You will use CloudFront's Sign API to generate the signed URLs. Doing a PUT request to the signed URL, you will be able to upload your file to S3.

Setps

Let's get started with the steps to set this whole thing up.

S3 knows not much about access restriction. We'll delegate access control to CloudFront. First we'll set up CloudFront, creating an OAI, and then instruct S3 to block everything except for CloudFront which will manage S3 access.

Creating an S3 bucket

Enable the S3 service and create a bucket with some name, say meow-static

Access Management with CloudFront

Create a cloudfront distribution

Create a CloudFront distribution in charge of managing access to that S3 bucket.

Go to CloudFront Distributions and click Create Distribution.

While creating the CloudFront distribution you will be asked to choose a Signer to **Restrict viewer access **. By default, nothing is selected. If you enable it (Yes), you will be asked for a Trusted authorization type:

  • Trusted key groups (recommended)
  • Trusted signer

We'll use the first option, but we need to create a key group. A key group is a set of Private-Public keys, that are allowed to generate signed requests in this CloudFront ditribution to access the Origin (the S3 bucket). The process, is to create a public key, assign it to the key group, and assign that key group to our distribution as a Trusted key group.

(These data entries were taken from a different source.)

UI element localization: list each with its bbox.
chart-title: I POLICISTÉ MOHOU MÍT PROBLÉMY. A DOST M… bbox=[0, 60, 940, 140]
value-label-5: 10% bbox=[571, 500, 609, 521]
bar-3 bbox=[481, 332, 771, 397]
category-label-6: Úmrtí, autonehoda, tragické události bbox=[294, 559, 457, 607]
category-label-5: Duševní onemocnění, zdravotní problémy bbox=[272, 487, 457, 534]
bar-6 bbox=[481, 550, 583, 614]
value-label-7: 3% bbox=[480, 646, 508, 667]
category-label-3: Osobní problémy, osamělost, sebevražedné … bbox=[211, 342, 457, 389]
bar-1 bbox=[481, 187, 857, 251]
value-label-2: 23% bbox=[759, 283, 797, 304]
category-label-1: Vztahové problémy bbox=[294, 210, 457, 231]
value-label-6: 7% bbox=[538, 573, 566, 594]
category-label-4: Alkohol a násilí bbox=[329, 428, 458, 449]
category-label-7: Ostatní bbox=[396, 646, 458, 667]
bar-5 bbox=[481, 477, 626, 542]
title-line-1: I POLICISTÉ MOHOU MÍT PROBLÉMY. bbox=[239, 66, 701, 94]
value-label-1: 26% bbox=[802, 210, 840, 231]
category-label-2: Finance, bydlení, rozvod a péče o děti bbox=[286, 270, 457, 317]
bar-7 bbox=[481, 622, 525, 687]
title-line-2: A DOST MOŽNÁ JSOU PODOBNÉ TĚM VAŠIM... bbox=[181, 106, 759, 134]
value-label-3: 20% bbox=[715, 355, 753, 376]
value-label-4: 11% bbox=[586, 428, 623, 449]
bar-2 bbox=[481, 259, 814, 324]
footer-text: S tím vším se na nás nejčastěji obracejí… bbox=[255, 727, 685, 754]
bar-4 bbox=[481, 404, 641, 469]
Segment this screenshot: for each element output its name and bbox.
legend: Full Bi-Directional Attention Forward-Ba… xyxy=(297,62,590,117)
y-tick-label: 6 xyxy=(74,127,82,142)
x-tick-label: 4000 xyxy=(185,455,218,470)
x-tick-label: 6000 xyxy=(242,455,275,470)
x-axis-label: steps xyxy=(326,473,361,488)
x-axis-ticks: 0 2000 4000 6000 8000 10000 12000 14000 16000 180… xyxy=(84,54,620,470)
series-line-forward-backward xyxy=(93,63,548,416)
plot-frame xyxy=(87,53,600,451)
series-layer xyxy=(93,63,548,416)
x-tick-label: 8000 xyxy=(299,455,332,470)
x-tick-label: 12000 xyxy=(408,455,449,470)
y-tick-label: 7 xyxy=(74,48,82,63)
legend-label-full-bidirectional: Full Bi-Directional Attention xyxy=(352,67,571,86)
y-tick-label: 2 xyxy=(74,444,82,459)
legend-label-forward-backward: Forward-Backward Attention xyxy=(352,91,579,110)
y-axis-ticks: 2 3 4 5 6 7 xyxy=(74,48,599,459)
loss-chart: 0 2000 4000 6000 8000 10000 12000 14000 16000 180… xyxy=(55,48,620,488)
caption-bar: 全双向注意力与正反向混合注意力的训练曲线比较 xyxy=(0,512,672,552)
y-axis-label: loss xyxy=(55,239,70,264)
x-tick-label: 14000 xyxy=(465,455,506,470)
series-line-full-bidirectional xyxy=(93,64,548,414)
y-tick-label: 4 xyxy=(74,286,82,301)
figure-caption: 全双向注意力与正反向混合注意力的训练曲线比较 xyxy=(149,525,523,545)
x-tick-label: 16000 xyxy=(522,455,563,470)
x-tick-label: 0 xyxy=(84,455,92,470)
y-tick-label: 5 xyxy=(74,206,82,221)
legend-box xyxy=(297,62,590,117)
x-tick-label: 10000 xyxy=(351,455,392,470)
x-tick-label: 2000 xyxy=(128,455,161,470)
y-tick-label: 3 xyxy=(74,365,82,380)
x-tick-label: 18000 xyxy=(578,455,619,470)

Create a cloudfront public key

Let's generate a Private-Public key pair in our computer and add it as a public key in CloudFront.

cd ./my-project
openssl genrsa -out private_key.pem 2048
# extract the public key into public_key.pem
openssl rsa -pubout -in private_key.pem -out public_key.pem
# print out the public key and copy it
cat public_key.pem

Once you have copied the newly generated public key, create a new key in your cloudfront management console, by clicking Create public key. Give it a name that describes who owns this private key (e.g. my-s3-cf-signing-software-node1), and paste the Public Key you generated above, under Key.

Create a cloudfront key group

Go to your cloudfront console, click the create key group button. Again you are asked a name for this group. This time, you can give it a name that corresponds to a grouping of the keys it contains, or what this group will be allowed to sign (e.g. key-group-for-s3-cf-signing). You may be able to adapt names to fit discrimination requirements.

Assign the public key we created just before (it should appear in the Public keys menu at the bottom).

Assembling back the pieces

We now can go back to our CloudFront distribution we just created (if you closed the tab, go back to CloudFront Management Console, select your distribution, and under the Behaviors tab, select the existing one and click Edit, or create one), and assign the newly created key group.

  1. Create a CloudFront OAI (Origin Access Identity)

Restricting S3 to CloudFront only

Configure your S3 bucket permissions so that CloudFront can use the OAI to access the files in your bucket and serve them to your users. Make sure that users can’t use a direct URL to the S3 bucket to access a file there.